Radical prostatectomy is the most optimal treatment option for patients diagnosed with localized prostate cancer. Approximately 6–20% of patients experience UI after prostatectomy, which is one of the most common complications associated with surgery (23). Some work showed that the degree of pelvic floor muscle training determined the recovery of UI after RP (23). However, we found that PFME does not effectively improve and recover UI after prostatectomy.
The mechanisms behind prostate postoperative UI are multifactorial. Continence is caused by a complex interaction between smooth and striated muscle fibers (24). There is no consistent conclusion in the literature regarding whether UI after prostatectomy was caused by detrusor (bladder) muscle or the sphincter (25). The most important causes of persistent UI after RP were new detrusor overactivity and the lack of intrinsic sphincter caused by impaired sphincter function (26-28). Although overactive activity was the leading cause of incontinence after prostatectomy, many studies showed that internal fixation of the sphincter was a major cause of post-RP UI despite other factors (24). This was even despite the fact that published literature confirmed preoperative PFME was beneficial for UI after RP (29,30). However, our work showed that this view is contradictory. Therefore, we extended this research and proved that preoperative PFME did not improve postprostatectomy incontinence. A meta-analysis developed by Chang et al. concluded that preoperative PFME was effective for postoperative UI (22). Overall, the 7 articles that were included showed a significant reduction in the risk of UI after 3 months of 36% RP surgery with preoperative PFME. However, there was no significant differences observed between 1 and 6 months, which indicated that preoperative PFME not affect the long-time incontinence rate.
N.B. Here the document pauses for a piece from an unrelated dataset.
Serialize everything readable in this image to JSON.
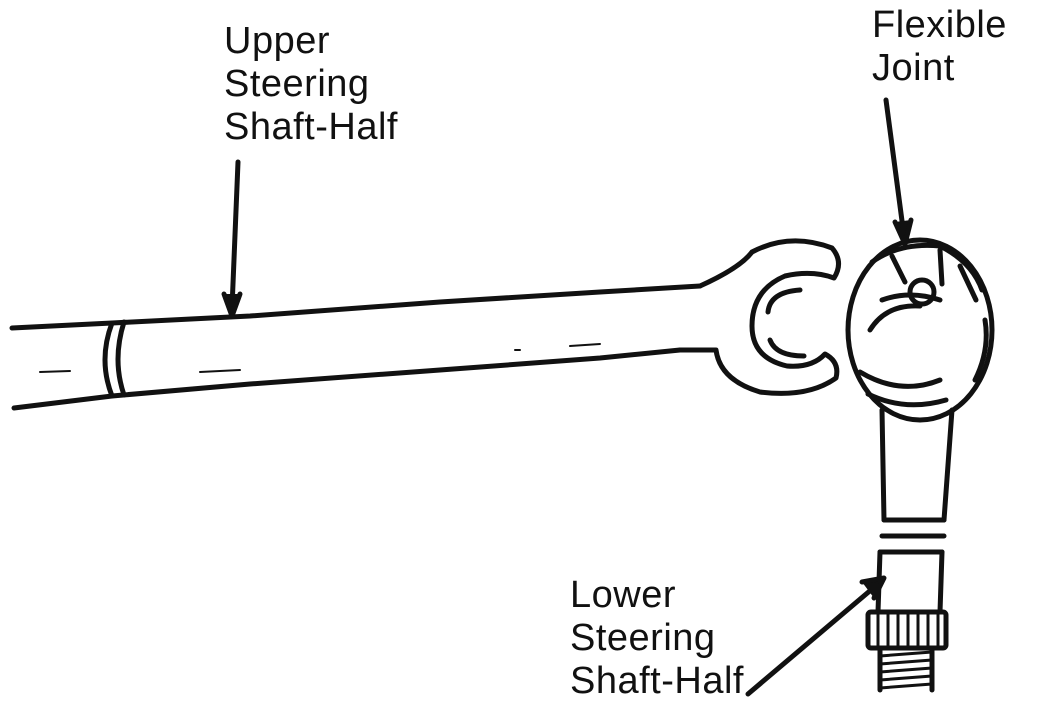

Even though this is not the first meta-analysis analyzing the relationship between pelvic floor muscle training and UI after prostatectomy, there are some advantages to our meta-analysis. First, the studies included in our study were recent and more patients were included for statistical analysis, making our conclusion more convincing. Second, we performed pelvic floor muscle training for prostatectomy for up to one year. In addition, funnel plots revealed that publication bias was not an issue in our analysis.
However, this study also faced several limitations. (I) Our research was based on previous studies and was not the first systematic review and meta-analysis for preoperative PFME and postprostatectomy incontinence. (II) We use randomized controlled trails that require large sample sizes and long-term follow-ups to update our findings and can easily lose patient information with time. (III) There was no uniform regimen for PFME, the definition of continence and QoL tools that were used. (IV) The diversity of patients led to inconsistent management, which influenced our meta-analysis.
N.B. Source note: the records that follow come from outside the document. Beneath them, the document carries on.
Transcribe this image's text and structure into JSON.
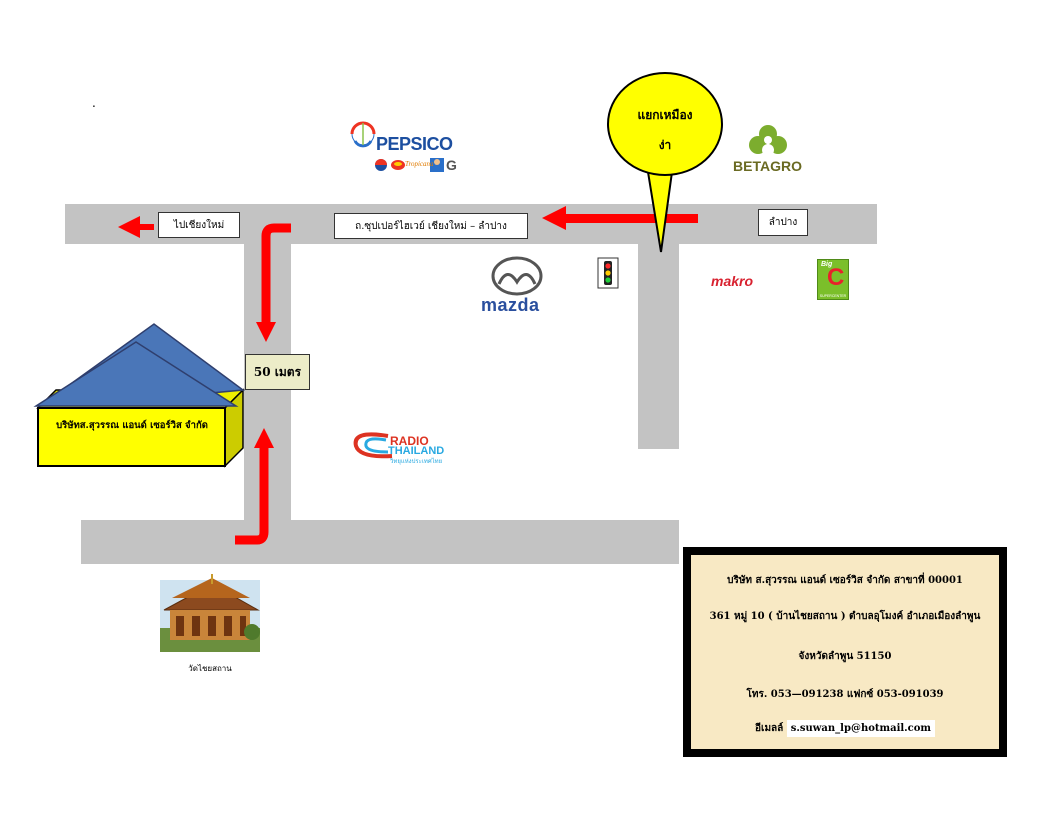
{
  "colors": {
    "road": "#c3c3c3",
    "arrow": "#ff0000",
    "building_roof": "#4a76b8",
    "building_wall": "#ffff00",
    "callout": "#ffff00",
    "card_bg": "#f8e9c4"
  },
  "dot": ".",
  "labels": {
    "to_chiangmai": "ไปเชียงใหม่",
    "highway": "ถ.ซุปเปอร์ไฮเวย์ เชียงใหม่ – ลำปาง",
    "lampang": "ลำปาง",
    "distance": "50 เมตร",
    "company_building": "บริษัทส.สุวรรณ แอนด์ เซอร์วิส จำกัด",
    "temple": "วัดไชยสถาน"
  },
  "callout": {
    "line1": "แยกเหมือง",
    "line2": "ง่า"
  },
  "logos": {
    "pepsico": "PEPSICO",
    "pepsico_sub": "Tropicana",
    "pepsico_g": "G",
    "betagro": "BETAGRO",
    "mazda": "mazda",
    "makro": "makro",
    "bigc_big": "Big",
    "bigc_c": "C",
    "bigc_sub": "SUPERCENTER",
    "radio": "RADIO",
    "thailand": "THAILAND",
    "radio_sub": "วิทยุแห่งประเทศไทย"
  },
  "icons": {
    "traffic_light": "traffic-light-icon",
    "temple": "temple-icon"
  },
  "card": {
    "line1": "บริษัท ส.สุวรรณ แอนด์ เซอร์วิส จำกัด          สาขาที่ 00001",
    "line2": "361 หมู่ 10 ( บ้านไชยสถาน ) ตำบลอุโมงค์ อำเภอเมืองลำพูน",
    "line3": "จังหวัดลำพูน  51150",
    "line4": "โทร. 053—091238    แฟกซ์ 053-091039",
    "email_label": "อีเมลล์",
    "email": "s.suwan_lp@hotmail.com"
  }
}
Despite these limitations, we conducted extensive meta-analysis to find that preoperative PFME did not improve UI after prostatectomy. Currently, many hospitals still use preoperative PFME, which leads to extra expenses, unnecessary trouble for patients, increased hospital time, and a waste of medical resources including an increased for doctors and nurses. Our research supports the discontinuation of PFME prior to prostatectomy and confirms this approach based on our data.
Reporting Checklist: The authors have completed the PRISMA reporting checklist. Available at http://dx.doi.org/10.21037/tau-20-684
Conflicts of Interest: All authors have completed the ICMJE uniform disclosure form (available at http://dx.doi.org/10.21037/tau-20-684). The authors have no conflicts of interest to declare.
Ethical Statement: The authors are accountable for all aspects of the work in ensuring that questions related to the accuracy or integrity of any part of the work are appropriately investigated and resolved.